あの駅前で偶然出会って、なんとなくやりとりして、なんとなく借りた、あの傘。


そのとき、スマホがそっと震えた。


《昨日は、傘どうでした? 無事に溶けずに帰れましたか》


……“溶けずに”?

思わず笑いそうになるのをこらえて、私は親指で画面に言葉を打ち込む。


《おかげさまで無事に帰還しました。干してお返ししますね》


送信ボタンを押したあと、つい数秒間、画面を見つめてしまう。

ポン、と既読がついた瞬間、次のメッセージが届いた。


《じゃあ、お礼は傘の乾燥代でいいです》


《えっ、高くないですか。時価ですか》


《時価です。日替わりで変動します》


やわらかくて、少しくすぐったい会話。

スマホの小さな画面の中で、湊の言葉が、私の昼休みをそっと明るくしていった。



夜、最寄り駅からの帰り道。

昨日と同じ横断歩道の前で信号を待ちながら、私はふと周囲を見渡していた。

探しているわけじゃない。でも、視線は自然と動いてしまう。


――でも、彼の姿はどこにもなかった。


そりゃそうだ。偶然なんて、そんなに都合よく続くはずがない。


私はバッグの中に手を入れて、あの傘の感触を確かめる。

晴れているのに、持ってきていた傘。

きっとそれは、気のせいじゃない。



翌日の夜。

ソファでうたた寝していたところに、玄関のチャイムが鳴った。


「ん……?」


眠い目をこすりながらインターホンの画面を覗くと、そこに映っていたのは、よく知った顔だった。


「……えっ?」


慌ててドアを開けると、湊が立っていた。

手ぶらなのに、足元には白いビニール袋。


「こんばんは。

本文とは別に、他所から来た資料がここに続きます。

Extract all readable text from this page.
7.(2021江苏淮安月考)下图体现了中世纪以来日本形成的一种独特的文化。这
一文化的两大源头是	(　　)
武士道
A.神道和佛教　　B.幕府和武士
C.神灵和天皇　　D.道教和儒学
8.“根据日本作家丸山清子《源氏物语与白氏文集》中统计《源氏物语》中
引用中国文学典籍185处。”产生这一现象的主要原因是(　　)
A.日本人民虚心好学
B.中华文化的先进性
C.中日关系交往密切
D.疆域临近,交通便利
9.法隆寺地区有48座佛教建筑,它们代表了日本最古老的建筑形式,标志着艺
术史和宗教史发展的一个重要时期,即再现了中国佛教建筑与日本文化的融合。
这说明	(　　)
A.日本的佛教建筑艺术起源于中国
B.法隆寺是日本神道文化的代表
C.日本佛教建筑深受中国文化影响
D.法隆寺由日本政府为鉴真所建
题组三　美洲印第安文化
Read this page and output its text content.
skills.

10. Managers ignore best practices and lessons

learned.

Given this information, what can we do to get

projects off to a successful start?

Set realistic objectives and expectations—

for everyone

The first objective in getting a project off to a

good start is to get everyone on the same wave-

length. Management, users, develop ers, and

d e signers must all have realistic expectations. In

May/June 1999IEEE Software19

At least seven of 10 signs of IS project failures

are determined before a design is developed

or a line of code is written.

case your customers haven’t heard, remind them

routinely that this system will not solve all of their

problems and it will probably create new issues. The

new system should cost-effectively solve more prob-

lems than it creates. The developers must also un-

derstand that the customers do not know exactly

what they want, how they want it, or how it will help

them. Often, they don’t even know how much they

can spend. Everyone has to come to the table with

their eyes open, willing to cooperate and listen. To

傘、回収に参りました」


「……クリーニング屋みたいに言うの、やめてください」


笑いながら言うと、湊は小さくうなずいて、ビニール袋を掲げてみせる。


「お礼の代わりってことで、物々交換を」


「……なに、それ」


「どら焼き。あと、ちょっと小さいどら焼きと、ちょっと大きめのどら焼き」


「ラインナップ、全部どら焼き!」


「近所の和菓子屋さんで迷った末にこうなりました」


私は吹き出しながら、彼を家の中に招き入れた。



リビングのソファに並んで座り、ふたりでどら焼きを半分こする。

湯呑みに入れた緑茶の湯気が、曖昧な距離をふわりとつなぎとめてくれていた。


「……なんか、こういうの、いいですね」


湊がぽつりと呟いた。


「こういうの、って?」


「日曜に雨で出会って、火曜にどら焼き食べてるこの感じ」


「……ドラマにするには、ちょっと地味すぎますね」


「でも、退屈じゃないですよね?」


私は返事をしないまま、どら焼きをもうひと口かじる。

その甘さが、静かに、心の中まで染みていく。


 


夜遅く、湊が帰ったあと。

テーブルの上に残ったどら焼きの包みを片づけながら、スマホを確認する。


《どら焼き、次はもう少し冒険してみます》


《たとえば?》


《……たい焼きとか》


《それ、方向がもう別物では?》


笑いながら返信を打つ。

ポケットの中で、湊の名前が表示された通知が静かに灯っている。


まるで、まだ乾ききっていない傘の布地のように、ふんわりと、余韻を残したままで。


――この感じに、まだ名前はないけれど。

きっとそれは、悪くない始まり。